CEVAP:Kur’an’ı anlayıp tefsir edebilmek için;

1- ARAPÇA; Kureyiş lehçesi üzere mükemmel bir Arapça bilmek.
2-BEDİ’ (hayret verici güzellikte olan),
3-BEYAN gibi edebiyat
4-TEFSİR; usulü tefsir,
5-HADİS; ilmi,
6-FIKIH ilmi,
7-NÂSİH(hükümsüz bırakan),
8-MENSUH(hükmü kaldırılmış) gibi şeriata, Kur’an’a müteallik on beş kadar ilim bilmek gerekmektedir.

(Kütüb-ü Sitte)
 

NuSReT

Aktif Üyemiz
SORU 9: Mezhebler olmasa ne olurdu?

CEVAP:Mezhebler olmasaydı müslümanların sayıları kadar mezheb olurdu . Herkes Kur’andan kendi aklı ve ilmine göre anladığının en doğru olduğunu sanır ve müslümanlar tam bir kaosa ve büyük bir fitneye düşmekten asla kurtulamazlardı. Okuma yazması olmayan ümmiler ile ilmi az olanlar asla işin içinden çıkamazlar, kendilerinden biraz daha fazla bilen yarım hocalara tabii olurlardı. Bu durum ise, “Yarım doktor candan, yarım hoca imandan eder” atasözünü tam olarak gerçekleştirirdi. Bu da mezhebsizlerin arayıpta bulamadığı bir ortam demektir ki, işte o zaman islam alemi diye bir medeniyet kalmaz, yok olup giderdi. Bu da Hırıstiyan ve yahudilerin bayramı demektir.


Bir Müslüman dünya ve ahiret kurtuluşunu istiyorsa, dinini ehl-i sünnet alimlerinin Kur’an ve Sahih hadis-i şeriflere dayalı olan ilmihallerinden öğrenmeli ve öğretmelidir. Aksi takdirde diğer yollar cehenneme açılan birer dalalet çukurudur…
 

NuSReT

Aktif Üyemiz
SORU 10: Peygamber efendimiz zamanında mezheb yoktu, bu mezhebler sonradan çıktığına göre bid’at olmaz mı?

CEVAP:Yukarıda açıklandığı üzere sonradan çıkan bir mezhep yoktur. Sadece Rasulullahın yolunda içtihat eden alimlerin içtihatlarına çalışmalarına değişik isimler verilmiştir o kadar.

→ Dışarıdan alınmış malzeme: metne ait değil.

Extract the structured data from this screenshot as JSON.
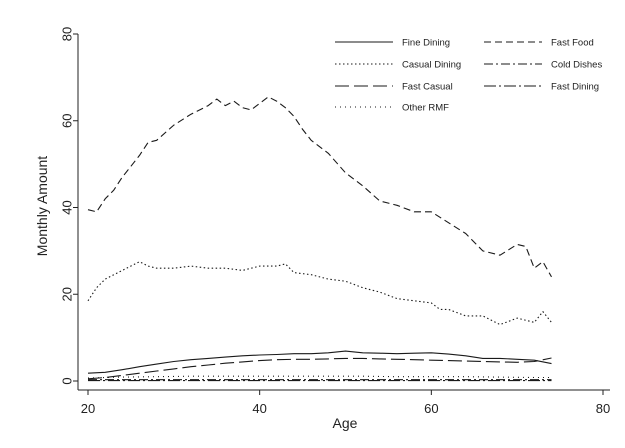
{
  "chart_data": {
    "type": "line",
    "title": "",
    "xlabel": "Age",
    "ylabel": "Monthly Amount",
    "xlim": [
      20,
      80
    ],
    "ylim": [
      0,
      80
    ],
    "xticks": [
      20,
      40,
      60,
      80
    ],
    "yticks": [
      0,
      20,
      40,
      60,
      80
    ],
    "grid": false,
    "legend_position": "top-right",
    "series": [
      {
        "name": "Fine Dining",
        "style": "solid",
        "x": [
          20,
          22,
          24,
          26,
          28,
          30,
          32,
          34,
          36,
          38,
          40,
          42,
          44,
          46,
          48,
          50,
          52,
          54,
          56,
          58,
          60,
          62,
          64,
          66,
          68,
          70,
          72,
          74
        ],
        "y": [
          1.8,
          2.0,
          2.6,
          3.3,
          3.9,
          4.5,
          4.9,
          5.2,
          5.5,
          5.8,
          6.0,
          6.1,
          6.3,
          6.3,
          6.5,
          6.9,
          6.5,
          6.4,
          6.3,
          6.4,
          6.5,
          6.2,
          5.8,
          5.2,
          5.2,
          5.0,
          4.8,
          4.0
        ]
      },
      {
        "name": "Fast Food",
        "style": "dashed",
        "x": [
          20,
          21,
          22,
          23,
          24,
          25,
          26,
          27,
          28,
          30,
          32,
          34,
          35,
          36,
          37,
          38,
          39,
          40,
          41,
          42,
          43,
          44,
          45,
          46,
          48,
          50,
          52,
          54,
          56,
          58,
          60,
          62,
          64,
          66,
          68,
          70,
          71,
          72,
          73,
          74
        ],
        "y": [
          39.5,
          39.0,
          42,
          44,
          47,
          49.5,
          52,
          55,
          55.5,
          59,
          61.5,
          63.5,
          65,
          63.5,
          64.5,
          63,
          62.5,
          64,
          65.5,
          64.5,
          63,
          61,
          58,
          55.5,
          52.5,
          48,
          45,
          41.5,
          40.5,
          39,
          39,
          36.5,
          34,
          30,
          29,
          31.5,
          31,
          26,
          27.5,
          24
        ]
      },
      {
        "name": "Casual Dining",
        "style": "dotted",
        "x": [
          20,
          21,
          22,
          24,
          26,
          27,
          28,
          30,
          32,
          34,
          36,
          38,
          40,
          42,
          43,
          44,
          46,
          48,
          50,
          52,
          54,
          56,
          58,
          60,
          61,
          62,
          64,
          66,
          68,
          70,
          72,
          73,
          74
        ],
        "y": [
          18.5,
          21.5,
          23.5,
          25.5,
          27.5,
          26.5,
          26,
          26,
          26.5,
          26,
          26,
          25.5,
          26.5,
          26.5,
          27,
          25,
          24.5,
          23.5,
          23,
          21.5,
          20.5,
          19,
          18.5,
          18,
          16.5,
          16.5,
          15,
          15,
          13,
          14.5,
          13.5,
          16,
          13.5
        ]
      },
      {
        "name": "Cold Dishes",
        "style": "dashdot",
        "x": [
          20,
          24,
          28,
          32,
          36,
          40,
          44,
          48,
          52,
          56,
          60,
          64,
          68,
          72,
          74
        ],
        "y": [
          0.3,
          0.3,
          0.3,
          0.3,
          0.3,
          0.3,
          0.3,
          0.3,
          0.3,
          0.3,
          0.3,
          0.3,
          0.3,
          0.3,
          0.3
        ]
      },
      {
        "name": "Fast Casual",
        "style": "longdash",
        "x": [
          20,
          22,
          24,
          26,
          28,
          30,
          32,
          34,
          36,
          38,
          40,
          42,
          44,
          46,
          48,
          50,
          52,
          54,
          56,
          58,
          60,
          62,
          64,
          66,
          68,
          70,
          72,
          74
        ],
        "y": [
          0.5,
          0.8,
          1.3,
          1.8,
          2.3,
          2.8,
          3.3,
          3.7,
          4.1,
          4.4,
          4.7,
          4.9,
          5.0,
          5.0,
          5.1,
          5.2,
          5.2,
          5.1,
          5.0,
          4.9,
          4.8,
          4.7,
          4.6,
          4.5,
          4.4,
          4.3,
          4.5,
          5.3
        ]
      },
      {
        "name": "Fast Dining",
        "style": "longdashdot",
        "x": [
          20,
          24,
          28,
          32,
          36,
          40,
          44,
          48,
          52,
          56,
          60,
          64,
          68,
          72,
          74
        ],
        "y": [
          0.1,
          0.1,
          0.1,
          0.1,
          0.1,
          0.1,
          0.1,
          0.1,
          0.1,
          0.1,
          0.1,
          0.1,
          0.1,
          0.1,
          0.1
        ]
      },
      {
        "name": "Other RMF",
        "style": "finedot",
        "x": [
          20,
          24,
          28,
          32,
          36,
          40,
          44,
          48,
          52,
          56,
          60,
          64,
          68,
          72,
          74
        ],
        "y": [
          0.7,
          0.9,
          1.0,
          1.1,
          1.1,
          1.1,
          1.1,
          1.1,
          1.1,
          1.0,
          1.0,
          1.0,
          0.9,
          0.8,
          0.8
        ]
      }
    ]
  }
}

Allahu Teala buyurdu ki:

– “Rasulüm de ki: Eğer siz Allah’ı seviyorsanız hemen bana uyun, Allah da sizi sevsin, günahlarınızı bağışlasın ” (Âl-i İmran, 31 )

– “Peygamber size ne verdiyse onu alın, neyi size yasak ettiyse ondan sakının” (Haşr, 7)

Yukardaki ayeti kerimeden anlaşılan mana gereğince gerek Eshab, gerekse Tabiin devrindeki ve daha sonraki müctehid alimler Kur’an’a, Rasulullah Efendimizin tabii olduğu gibi tabii olmuşlar ve O’nun anladığı gibi anlamışlardır. İşte bu anlayış ve tabii olmaya halk değişik isimler adı altında şu mezheb, bu mezheb diye isimler vermişlerdir.

Mezhebler Kur’an ve hadis-i şeriflere dayanır. Peygamber efendimizin dini yaşama biçimini müçtehid alimlerimiz içtihat ederek açığa çıkarmışlar ve yazılı metinler haline getirmişlerdir. O zamanda yaşayan müslüman halk bunlara Hanefi, Şafi gibi isimler verdikleri için bu isimlerle anıla gelmiştir. Asla bid’at değildir.